We might develop schemes for auditable computation, where one party can come in at any time and check the other party’s logs. They should conform to the source code that the second party is supposed to be running; and also to any observable behavior that the second party has displayed. It’s probably possible to have logging and behavioral signalling be sufficiently rich that the first party can be convinced that that code is indeed being run (without it being too hard to check—maybe with some kind of probabilistically checkable proof).

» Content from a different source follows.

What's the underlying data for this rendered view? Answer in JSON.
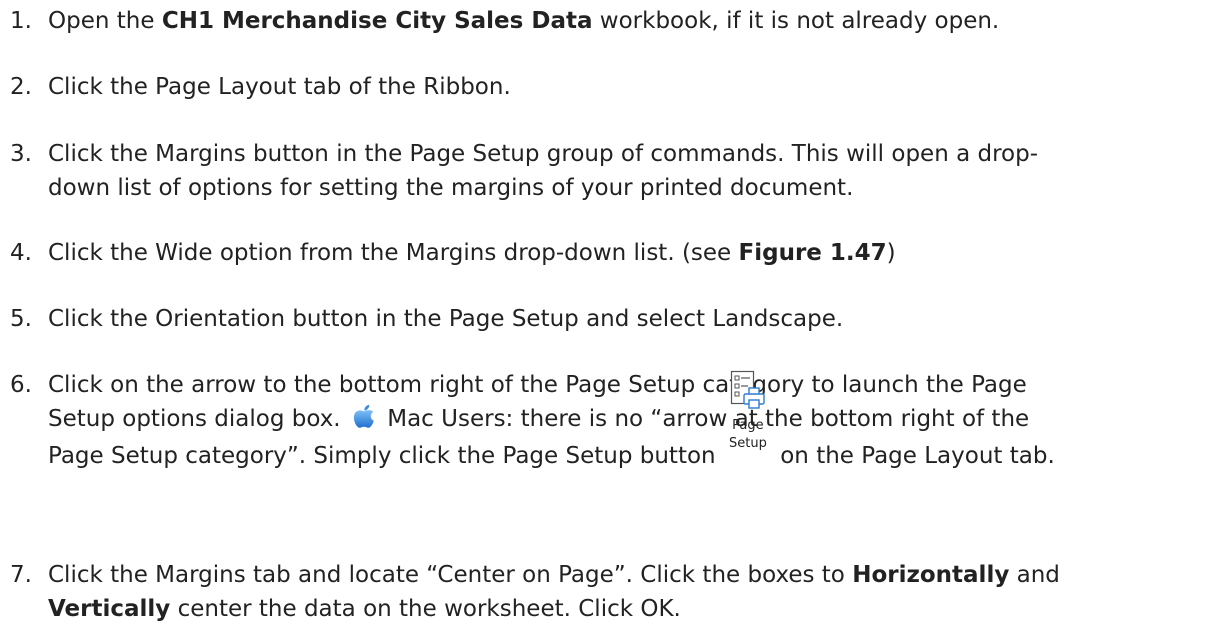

However, this only provides a positive proof that certain code is being run, not a negative proof that no other code is being run at the same time. This part, I think, inherently requires knowing something about the other party’s computational resources. But if you can know about those, then
it’s possibleit might be possible. For a perhaps dystopian example, if you know your counterparty has compute A, and the program you want them to run takes compute B, then you could demand they do something (difficult but easily checkable) like invert hash functions, that’ll soak up around A-B of their compute, so they have nothing left over to do anything secret with.Can the agent just mute their capabilities when they do this computation? There are very slick ways to speed up computation and likewise slick ways to slow down computation. The agent could say, mess up cache coherency in its hardware, store data types differently, ignore the outputs of some of its compute, or maybe run faster than the other agent expects by devising a faster algorithm, using hardware level optimizations that use strange physics the other agent hasn’t thought of, etc.
Secondly, how would an agent convince another to run expensive code that takes up their entire compute? If you are some nation in medieval Europe, and another adjacent nation demanded every able bodied person to enter a triathlon to measure their net strength, would any sane leader agree to that?
Yup, all that would certainly make it more complicated. In a regime where this kind of tightly-controlled delegation were really important, we might also demand our counterparties standardize their hardware so they can’t play tricks like this.
I was picturing a more power-asymmetric situation, more like a feudal lord giving his vassals lots of busywork so they don’t have time to plot anything.
Wouldn’t that also leave them pretty vulnerable?
In the soaking-up-extra-compute case? Yeah, for sure, I can only really picture it (a) on a very short-term basis, for example maybe while linking up tightly for important negotations (but even here, not very likely). Or (b) in a situation with high power asymmetry. For example maybe there’s a story where ‘lords’ delegate work to their ‘vassals’, but the workload intensity is variable, so the vassals have leftover compute, and the lords demand that they spend it on something like blockchain mining. To compensate for the vulnerability this induces, the lords would also provide protection.